Francistown Central Police Station commander, Lebalang Maniki told The Monitor yesterday that the assistant minister has opened a case of cyberbullying against The Ghetto Metro Online. Maniki said: “At the moment I cannot say much because the matter is still fresh. The nature of charges that will be laid against the publication will be informed by the cyber Act.”
On the social media report that went viral, Maniki denied confiscating meat related to any suspected stolen cow at Billy’s butchery. “We were not dealing with a case of meat from an allegedly stolen cow. What we confiscated (at Billy’s butchery) was meat that was not suitable for human consumption. We were doing routine inspections of local businesses in our policing area. That is when we found meat that has not been taken for inspection (as a requirement under the Meat Industries Act) at the butchery.
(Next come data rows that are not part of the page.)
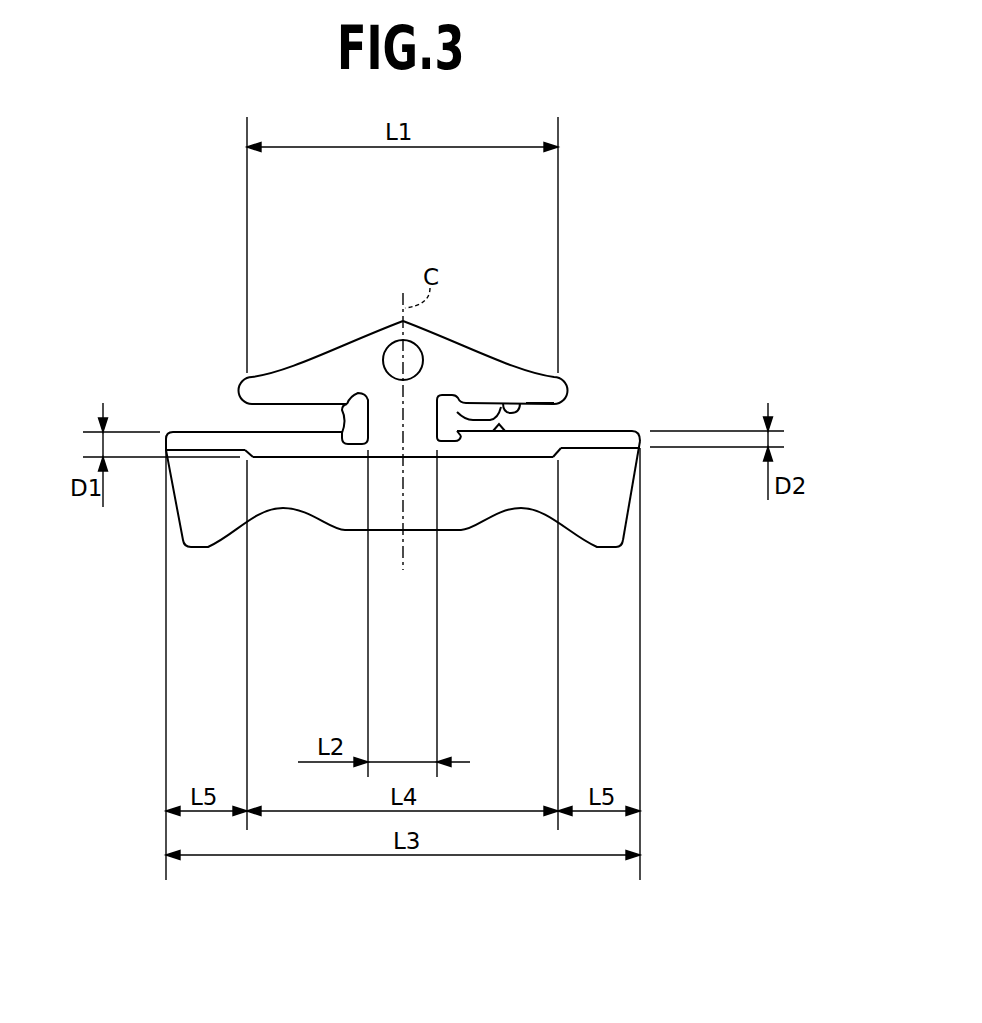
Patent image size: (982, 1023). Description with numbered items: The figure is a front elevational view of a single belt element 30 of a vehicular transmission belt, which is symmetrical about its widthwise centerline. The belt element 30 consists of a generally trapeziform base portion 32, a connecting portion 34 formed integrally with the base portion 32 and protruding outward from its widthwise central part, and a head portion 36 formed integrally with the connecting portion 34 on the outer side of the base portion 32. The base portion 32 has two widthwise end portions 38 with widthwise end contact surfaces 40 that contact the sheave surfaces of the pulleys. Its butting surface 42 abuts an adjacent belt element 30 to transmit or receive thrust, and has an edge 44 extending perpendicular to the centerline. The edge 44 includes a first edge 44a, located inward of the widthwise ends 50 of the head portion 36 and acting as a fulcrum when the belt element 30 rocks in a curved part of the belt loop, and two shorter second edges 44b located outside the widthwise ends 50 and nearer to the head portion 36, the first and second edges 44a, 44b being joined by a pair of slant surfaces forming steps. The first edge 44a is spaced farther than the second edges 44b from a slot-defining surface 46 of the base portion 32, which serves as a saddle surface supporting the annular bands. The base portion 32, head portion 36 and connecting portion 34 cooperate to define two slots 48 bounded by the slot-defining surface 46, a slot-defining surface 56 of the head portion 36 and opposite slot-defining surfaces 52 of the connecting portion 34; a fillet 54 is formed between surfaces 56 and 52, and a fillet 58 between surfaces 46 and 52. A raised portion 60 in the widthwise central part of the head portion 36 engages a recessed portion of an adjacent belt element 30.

The belt element 30 is at (150, 367).
The base portion 32 is at (421, 562).
The connecting portion 34 is at (343, 416).
The head portion 36 is at (324, 342).
The widthwise end portions 38 is at (655, 527).
The widthwise end contact surfaces 40 is at (626, 532).
The butting surface 42 is at (258, 432).
The edge 44 is at (352, 468).
The first edge 44a is at (303, 457).
The second edges 44b is at (200, 450).
The slot-defining surface 46 is at (500, 429).
The slots 48 is at (550, 414).
The widthwise ends 50 is at (572, 386).
The slot-defining surfaces 52 is at (503, 398).
The fillet 54 is at (460, 393).
The slot-defining surface 56 is at (533, 401).
The fillet 58 is at (460, 441).
The raised portion 60 is at (391, 349).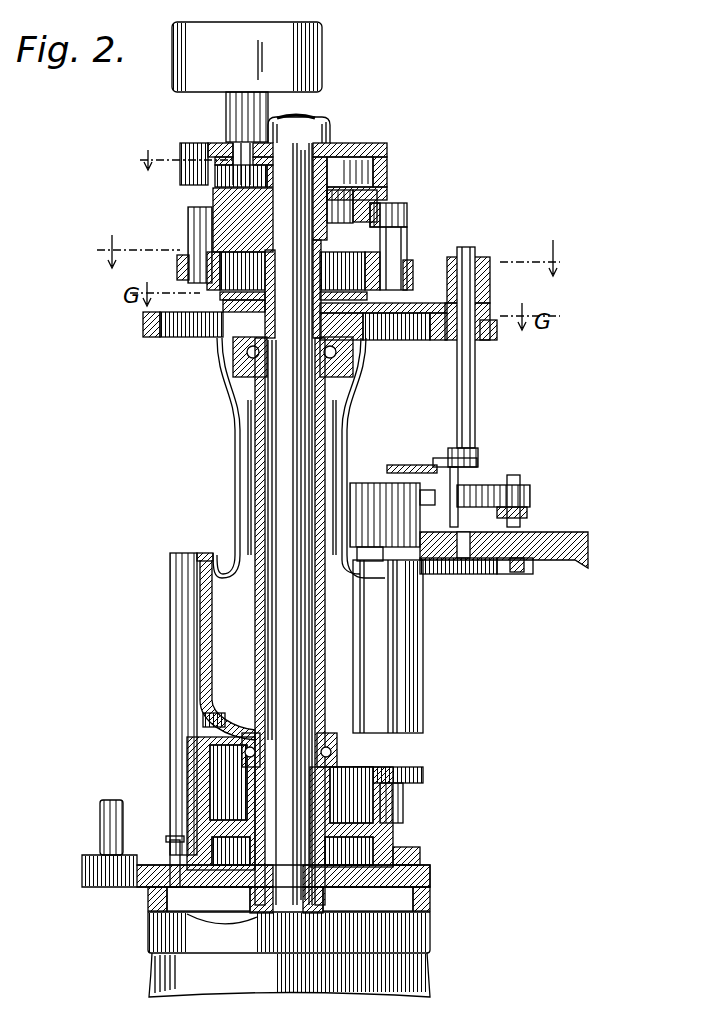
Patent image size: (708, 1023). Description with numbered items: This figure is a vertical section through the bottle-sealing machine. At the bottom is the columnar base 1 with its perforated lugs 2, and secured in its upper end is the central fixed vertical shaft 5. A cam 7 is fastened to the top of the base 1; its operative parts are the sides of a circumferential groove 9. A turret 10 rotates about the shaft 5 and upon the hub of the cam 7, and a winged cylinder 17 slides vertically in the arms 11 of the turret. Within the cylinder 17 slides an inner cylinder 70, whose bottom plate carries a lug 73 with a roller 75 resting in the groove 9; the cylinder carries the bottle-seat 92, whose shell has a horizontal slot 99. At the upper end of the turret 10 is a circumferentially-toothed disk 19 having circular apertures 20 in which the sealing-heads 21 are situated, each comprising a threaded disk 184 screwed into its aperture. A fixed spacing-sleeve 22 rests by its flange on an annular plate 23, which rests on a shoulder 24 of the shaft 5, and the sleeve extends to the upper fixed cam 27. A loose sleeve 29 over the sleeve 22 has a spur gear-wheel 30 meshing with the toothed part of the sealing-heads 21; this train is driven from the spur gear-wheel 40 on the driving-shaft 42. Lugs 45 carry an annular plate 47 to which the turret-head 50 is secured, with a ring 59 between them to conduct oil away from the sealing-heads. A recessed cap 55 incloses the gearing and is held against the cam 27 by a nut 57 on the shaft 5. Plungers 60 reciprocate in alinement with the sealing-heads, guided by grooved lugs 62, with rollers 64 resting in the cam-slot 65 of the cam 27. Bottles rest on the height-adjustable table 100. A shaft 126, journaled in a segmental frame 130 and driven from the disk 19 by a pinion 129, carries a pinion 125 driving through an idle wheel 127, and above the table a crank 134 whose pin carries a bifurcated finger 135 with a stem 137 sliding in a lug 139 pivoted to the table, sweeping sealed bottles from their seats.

The columnar base 1 is at (160, 972).
The perforated lugs 2 is at (86, 872).
The central fixed vertical shaft 5 is at (382, 652).
The cam 7 is at (187, 820).
The circumferential groove 9 is at (191, 764).
The turret 10 is at (255, 644).
The arms of the turret 11 is at (226, 561).
The winged cylinder 17 is at (426, 682).
The circumferentially-toothed disk 19 is at (143, 338).
The circular apertures 20 is at (233, 356).
The sealing-heads 21 is at (387, 322).
The fixed spacing-sleeve 22 is at (255, 417).
The annular plate 23 is at (364, 380).
The shoulder 24 is at (248, 442).
The upper fixed cam 27 is at (213, 206).
The loose sleeve 29 is at (188, 242).
The spur gear-wheel 30 is at (220, 380).
The spur gear-wheel 40 is at (215, 178).
The driving-shaft 42 is at (245, 140).
The lugs 45 is at (143, 323).
The annular plate 47 is at (472, 251).
The turret-head 50 is at (220, 274).
The recessed cap 55 is at (396, 181).
The nut 57 is at (330, 136).
The ring 59 is at (406, 273).
The plungers 60 is at (408, 213).
The grooved lugs 62 is at (183, 256).
The rollers 64 is at (380, 198).
The cam-slot 65 is at (207, 270).
The inner cylinder 70 is at (411, 766).
The lug 73 is at (405, 808).
The roller 75 is at (396, 842).
The bottle-seat 92 is at (366, 483).
The horizontal slot 99 is at (405, 512).
The table 100 is at (589, 548).
The pinion 125 is at (467, 577).
The shaft 126 is at (477, 433).
The idle wheel 127 is at (494, 577).
The pinion 129 is at (497, 341).
The segmental frame 130 is at (491, 297).
The crank 134 is at (479, 462).
The bifurcated finger 135 is at (436, 463).
The tailpiece or stem 137 is at (521, 480).
The lug 139 is at (531, 514).
The threaded disk 184 is at (392, 382).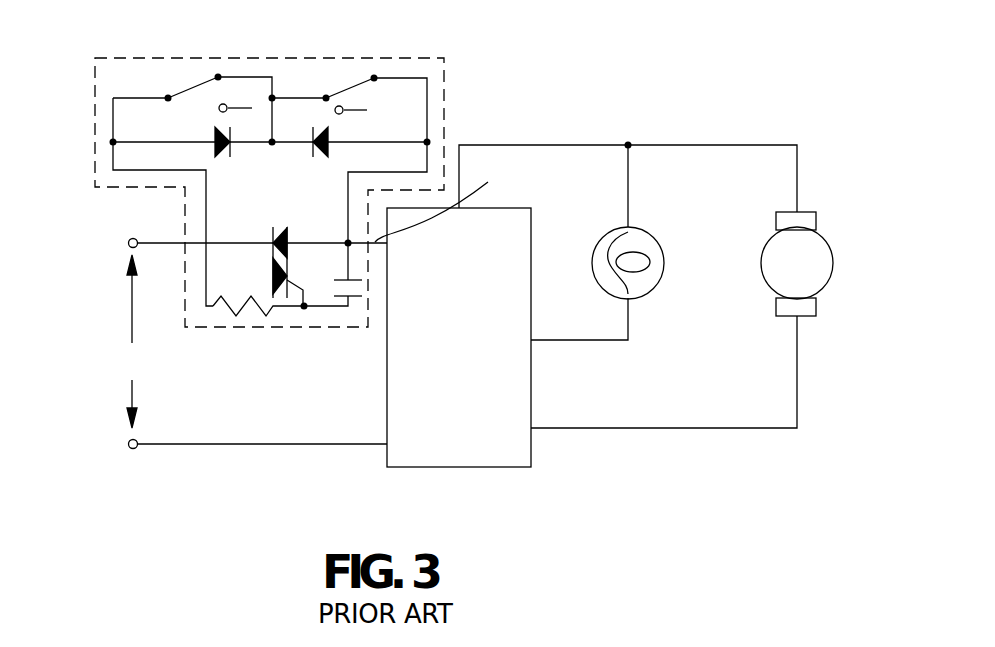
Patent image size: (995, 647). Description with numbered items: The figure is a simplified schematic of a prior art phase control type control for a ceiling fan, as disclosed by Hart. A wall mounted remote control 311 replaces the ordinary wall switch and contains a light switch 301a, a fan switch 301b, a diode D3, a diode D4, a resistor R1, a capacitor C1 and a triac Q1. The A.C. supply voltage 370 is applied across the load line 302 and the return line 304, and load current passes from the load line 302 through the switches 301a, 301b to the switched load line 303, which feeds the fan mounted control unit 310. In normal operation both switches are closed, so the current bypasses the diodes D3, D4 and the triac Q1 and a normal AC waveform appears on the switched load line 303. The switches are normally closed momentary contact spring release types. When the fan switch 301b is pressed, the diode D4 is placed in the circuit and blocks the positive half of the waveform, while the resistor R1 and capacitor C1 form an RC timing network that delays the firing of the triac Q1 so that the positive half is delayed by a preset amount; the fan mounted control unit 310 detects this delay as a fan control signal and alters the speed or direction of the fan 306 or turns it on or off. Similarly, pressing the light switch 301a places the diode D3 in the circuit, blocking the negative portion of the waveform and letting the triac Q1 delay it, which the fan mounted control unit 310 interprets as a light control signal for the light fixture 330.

The light switch 301a is at (205, 80).
The fan switch 301b is at (360, 80).
The wall mounted remote control 311 is at (444, 92).
The load line 302 is at (158, 240).
The second AC input terminal 304 is at (193, 447).
The A.C. supply voltage 370 is at (72, 350).
The switched load line 303 is at (455, 202).
The fan mounted control unit 310 is at (531, 445).
The light fixture 330 is at (655, 242).
The fan 306 is at (827, 247).
The diode D3 is at (240, 135).
The diode D4 is at (346, 135).
The triac Q1 is at (284, 248).
The resistor R1 is at (246, 318).
The capacitor C1 is at (352, 312).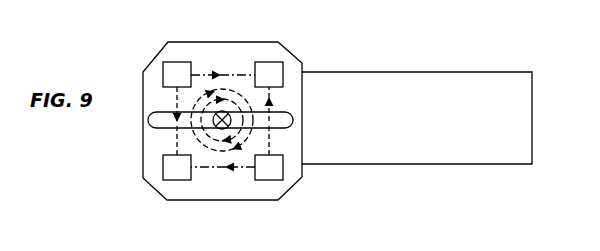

It is a legal requirement that every meat that enters butchery premises has to have been inspected whether it is for sale or for individual consumption,” Maniki told The Monitor yesterday. He added: “We liaised with veterinary officials who found that the said meat was not suitable for human consumption.
The meat was then seized and later burned. We did not act on a tip-off. While still doing our investigations, it emerged that the meat was supposed to be cut into pieces and returned to the rightful owner.
The owner had engaged the butchery manager to cut it (meat) for him. It is worth noting that we confiscated the meat before it was cut.” Maniki said the owner of the cow (whose meat was supposed to be cut at the assistant minister’s butchery) had all legal documents showing that he is its rightful owner (of the cow) and was ultimately not charged with any offence.
The butchery manager, however, was charged for contravening the Meat Industries Act by allowing meat that has not been inspected to be cut at the butchery, according to Maniki. Yesterday Billy told The Monitor that on Thursday his manager bought five cows at Gojwane.
He explained that the one died moments after being transported into a truck after being injured by others. “My manager agreed with the owner of the cows that the meat from the dead cow will be cut and returned to him (owner) while a suitable alternative was being sought.
I was not involved in the transaction at all. I don’t deal with the day-to-day operations of the butchery. I have been fully cooperating with the police on the matter,” he said.